Besides that, Welser-Most is no passive observer on the podium. He’s every bit as capable of making a radical, bold, or downright maddening interpretation as any other conductor. One could almost say that the more mainstream the repertoire, the more likely Welser-Most is to push boundaries. But that implies there’s a pattern, and with him, there isn’t. To his credit, he’s unpredictable.
Where Welser-Most, a native of Austria, falls short, especially next to someone like S.F. Symphony’s Michael Tilson Thomas, is in American music. In truth, he rarely considers it, leaving guest conductors to do the job of presenting the core masterworks. But those who still toss around the cruel nickname conceived for Welser-Most by critics in London 20 years ago aren’t just mean-spirited. They’re misinformed, and simply haven’t been paying attention.
There are huge swaths of the repertoire in which Welser-Most is undeniably brilliant — opera, for instance, or any score involving text and voices. His Bruckner, too, is profoundly, memorably moving. Ditto his Strauss. He’s even got a knack for Shostakovich. He’s also a decent advocate of contemporary music.
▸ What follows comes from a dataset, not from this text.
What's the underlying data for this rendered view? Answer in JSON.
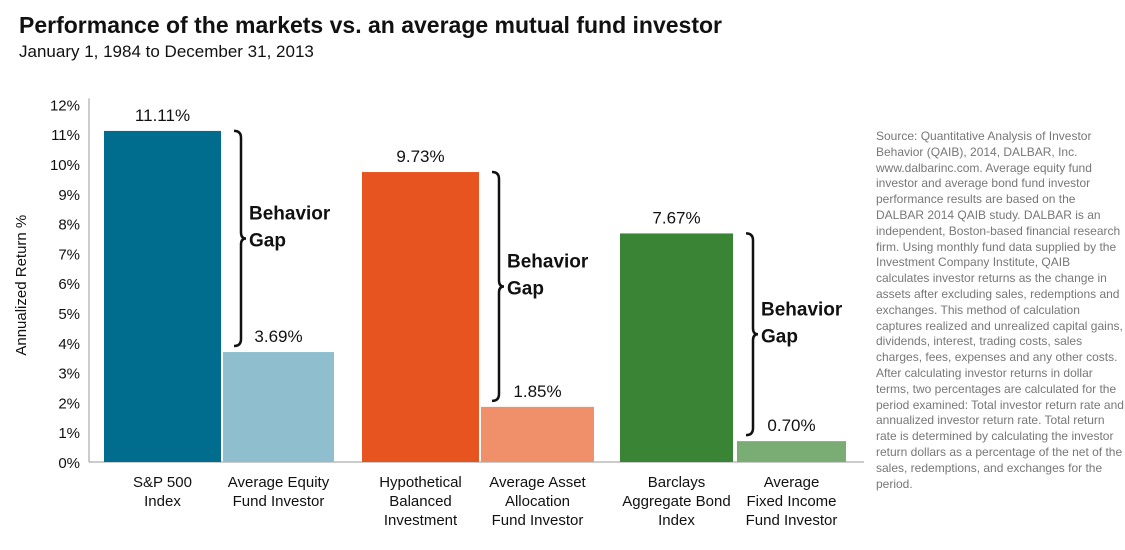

Responding to the San Francisco Symphony’s wish for commissioned works, Welser-Most came back with Thomas Adès’ Powder Her Face Suite and Kaija Saariaho’s Orion, a piece he’s actually programmed several times at home. Under his watch, the orchestra has been an active commissioner and performer of new music.
The orchestra hasn’t yet announced the details of next season, a step it usually takes in March. These days, the institution isn’t the well-oiled machine it used to be. But that’s also part of the excitement. For better or worse, it’s not business as usual at the Cleveland Orchestra. The atmosphere today is one of determination, of long-overdue gameness to collaborate, experiment, open up. Together with Welser-Most, the orchestra is learning to look forward.